Despise the Sun presents a very stripped-down version of Suffocation: two songs under three minutes, no song longer than four minutes (whereas many of the songs on Pierced From Within are over five minutes, and *none* shorter than four). The songs are therefore easier to follow, and they have cut down on guitar solos. What a lot of people probably don't know about death metal is how boring and part-filled it can be. By "part" I mean "one part after another"--the feeling of, "when will this end?" Despise the Sun has absolutely zero of this--it's completely engaging for the whole 16 minutes. The band never tries to bring any "attitude" or "concept" to the proceedings, which is a great relief in 2009, when every band has to be into Egyptian or Babylonian or Gaelic mythologies... yawn. Suffocation just want to rock here, and by keeping it lean and unpretentious, they produce what in sports broadcasting is called 'a clinic'--they make it look easy, and everyone else looks like chumps. 

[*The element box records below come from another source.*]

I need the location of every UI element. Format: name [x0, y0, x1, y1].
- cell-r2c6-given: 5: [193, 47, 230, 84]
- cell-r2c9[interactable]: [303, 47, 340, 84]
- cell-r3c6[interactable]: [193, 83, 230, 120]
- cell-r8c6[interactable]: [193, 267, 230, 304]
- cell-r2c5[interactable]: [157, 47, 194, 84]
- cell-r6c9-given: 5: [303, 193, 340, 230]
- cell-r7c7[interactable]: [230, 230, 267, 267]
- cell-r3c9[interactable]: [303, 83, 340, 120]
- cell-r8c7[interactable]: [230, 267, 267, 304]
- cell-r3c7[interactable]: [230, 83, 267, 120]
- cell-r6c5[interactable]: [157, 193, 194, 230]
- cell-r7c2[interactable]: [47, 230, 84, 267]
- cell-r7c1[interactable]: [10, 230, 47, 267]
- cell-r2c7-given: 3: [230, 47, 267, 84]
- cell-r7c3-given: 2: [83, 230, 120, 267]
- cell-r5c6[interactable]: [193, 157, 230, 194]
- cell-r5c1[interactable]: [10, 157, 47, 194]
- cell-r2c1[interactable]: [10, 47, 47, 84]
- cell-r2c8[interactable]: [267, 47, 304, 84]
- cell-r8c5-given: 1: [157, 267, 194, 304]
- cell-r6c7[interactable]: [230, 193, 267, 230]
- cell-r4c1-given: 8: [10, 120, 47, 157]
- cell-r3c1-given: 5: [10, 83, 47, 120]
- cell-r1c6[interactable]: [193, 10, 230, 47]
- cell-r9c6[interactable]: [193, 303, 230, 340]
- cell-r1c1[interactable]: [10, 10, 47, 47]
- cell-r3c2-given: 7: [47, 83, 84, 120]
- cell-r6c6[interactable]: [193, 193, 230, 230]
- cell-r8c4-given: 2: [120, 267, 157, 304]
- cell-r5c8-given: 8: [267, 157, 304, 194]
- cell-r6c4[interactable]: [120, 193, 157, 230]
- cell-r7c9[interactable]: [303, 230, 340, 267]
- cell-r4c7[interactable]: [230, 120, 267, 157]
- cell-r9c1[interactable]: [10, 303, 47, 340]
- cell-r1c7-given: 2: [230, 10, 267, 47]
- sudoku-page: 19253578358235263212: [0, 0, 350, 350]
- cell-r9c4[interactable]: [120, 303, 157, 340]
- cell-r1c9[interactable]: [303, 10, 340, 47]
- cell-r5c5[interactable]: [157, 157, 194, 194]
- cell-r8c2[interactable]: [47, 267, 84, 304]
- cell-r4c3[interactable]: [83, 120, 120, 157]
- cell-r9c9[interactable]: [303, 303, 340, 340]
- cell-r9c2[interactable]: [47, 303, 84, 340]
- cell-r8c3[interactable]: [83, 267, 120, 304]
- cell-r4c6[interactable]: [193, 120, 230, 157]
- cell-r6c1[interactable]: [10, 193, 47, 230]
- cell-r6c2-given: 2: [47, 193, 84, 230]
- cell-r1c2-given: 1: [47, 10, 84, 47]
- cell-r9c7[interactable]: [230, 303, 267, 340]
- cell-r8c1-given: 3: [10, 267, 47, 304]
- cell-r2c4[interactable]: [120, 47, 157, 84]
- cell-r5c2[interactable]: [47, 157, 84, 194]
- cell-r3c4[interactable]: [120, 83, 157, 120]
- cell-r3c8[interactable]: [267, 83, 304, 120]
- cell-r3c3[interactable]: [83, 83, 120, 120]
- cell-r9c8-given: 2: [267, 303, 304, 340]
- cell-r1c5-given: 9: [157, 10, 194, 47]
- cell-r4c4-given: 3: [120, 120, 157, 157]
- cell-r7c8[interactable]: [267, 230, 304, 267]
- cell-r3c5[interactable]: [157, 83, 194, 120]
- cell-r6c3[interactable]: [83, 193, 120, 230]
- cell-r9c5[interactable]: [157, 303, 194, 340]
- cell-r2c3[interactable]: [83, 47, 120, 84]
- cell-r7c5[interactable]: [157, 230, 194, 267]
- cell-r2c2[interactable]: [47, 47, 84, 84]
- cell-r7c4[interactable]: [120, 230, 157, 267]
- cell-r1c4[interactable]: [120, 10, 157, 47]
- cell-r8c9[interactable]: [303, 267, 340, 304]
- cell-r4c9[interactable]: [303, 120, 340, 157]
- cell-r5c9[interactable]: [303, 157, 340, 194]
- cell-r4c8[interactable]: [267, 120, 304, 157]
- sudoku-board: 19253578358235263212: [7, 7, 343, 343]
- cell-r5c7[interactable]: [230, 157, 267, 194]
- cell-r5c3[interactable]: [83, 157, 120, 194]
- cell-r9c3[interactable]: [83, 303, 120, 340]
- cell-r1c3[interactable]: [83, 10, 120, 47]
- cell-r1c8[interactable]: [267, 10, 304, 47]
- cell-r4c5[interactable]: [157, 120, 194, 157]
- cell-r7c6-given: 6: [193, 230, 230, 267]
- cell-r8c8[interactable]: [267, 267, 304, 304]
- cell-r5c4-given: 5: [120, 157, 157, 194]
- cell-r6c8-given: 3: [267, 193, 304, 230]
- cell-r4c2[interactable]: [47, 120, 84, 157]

What makes death metal shitty is inevitably the following things:
  • ambient tracks
  • emo lyrics
  • imagery moved to the forefront
  • mixing of sub-genres ("blackened death," "deathrash," "deathcore," "deathgrind")
  • Cannibal Corpse syndrome: lyrical shock value a crutch
  • using the same musical devices too often
  • slow
Suffocation avoid every trap here, and it's a brief and enjoyable triumph. Start elsewhere with this band, but...y'know... cherish this one.